A second source of support for Bosch lies in the currently healthy demand for tractors and LCVs (light commercial vehicles). As against the 7 per cent growth in medium and heavy commercial vehicles (MHCVs) in April-August 2011, LCVs have grown by a robust 27.5 per cent during the same period, showing that they are less sensitive to both cyclicality as well as high interest rates. Hence, the company's exposure to this segment helps in keeping revenues trickling in even as growth in other segments moderate. Besides, given the good farm growth in the first quarter, the increased rural incomes and good monsoons, the demand for tractors too could continue to hold up.

Technology, its forte

A third strength of the company lies in its technological competence. Bosch has already led the way in introducing common rail technology for low-priced vehicles (small three- and four-wheelers) which have a sizeable demand in India. The company also launched common rail systems for MHCVs last year. These common rail injection systems help improve fuel efficiency and reduce polluting emissions.

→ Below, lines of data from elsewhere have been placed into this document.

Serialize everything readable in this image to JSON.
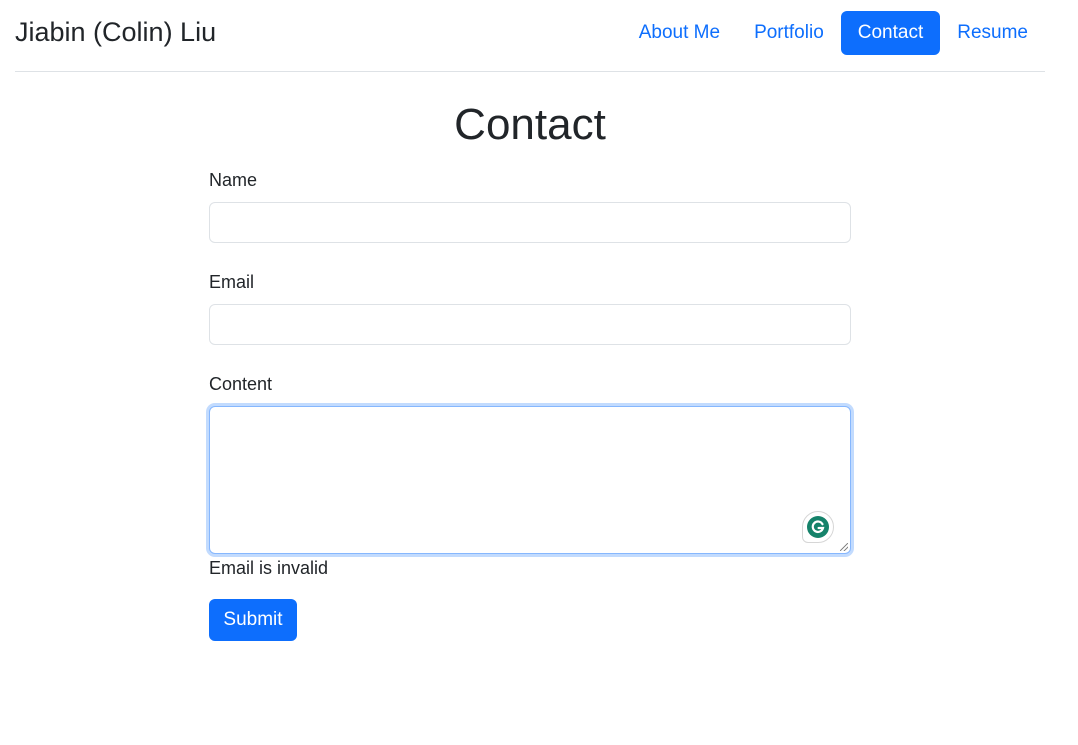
{
  "header": {
    "brand": "Jiabin (Colin) Liu",
    "nav": [
      {
        "label": "About Me",
        "active": false
      },
      {
        "label": "Portfolio",
        "active": false
      },
      {
        "label": "Contact",
        "active": true
      },
      {
        "label": "Resume",
        "active": false
      }
    ]
  },
  "main": {
    "title": "Contact",
    "form": {
      "name_label": "Name",
      "name_value": "",
      "email_label": "Email",
      "email_value": "",
      "content_label": "Content",
      "content_value": "",
      "error_message": "Email is invalid",
      "submit_label": "Submit"
    }
  },
  "colors": {
    "accent": "#0d6efd",
    "text": "#212529",
    "border": "#dee2e6",
    "grammarly": "#15826a"
  },
  "icons": {
    "grammarly": "grammarly-icon",
    "resize": "resize-handle-icon"
  }
}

Another major highlight is the introduction of inline fuel injection pumps meeting BS III norms, (implemented pan-India from October 1, 2010) for medium CVs. About Rs 2,500 crore is to be invested by the Bosch group in India between 2011 and 2013, of which Rs 1,300 crore will be used by Bosch Ltd., the flagship, as investments into further technological upgradation. Over the medium-to-long term, the parent's R&D activities in hybrid technology also hold promise.

Help from diversification

The diesel systems might bring in a chunk of the revenues, but the company's revenue base is also quite diversified, partially acting as a shield in times of a moderation in auto industry growth. While starters and generators, gasoline systems and car multimedia devices, which bring a small portion of the revenues, might still be linked to the vagaries of auto sales, Bosch's wide distribution and service network in the automotive after markets is a positive. In addition, the company derives about 10 per cent of its revenues from the manufacture of packaging machines, power tools and electronic security systems (CCTV, fire alarms, access control systems), which have witnessed strong growth in recent times.

Robust financials

Backed by good demand for diesel, starter and generator products, Bosch posted a 33 per cent growth in net profits to Rs 279 crore in the June 2011 quarter. Net sales rose by 22 per cent to Rs 2,024 crore. Operating margins stood at around 20 per cent, at the same levels seen in the year-ago period.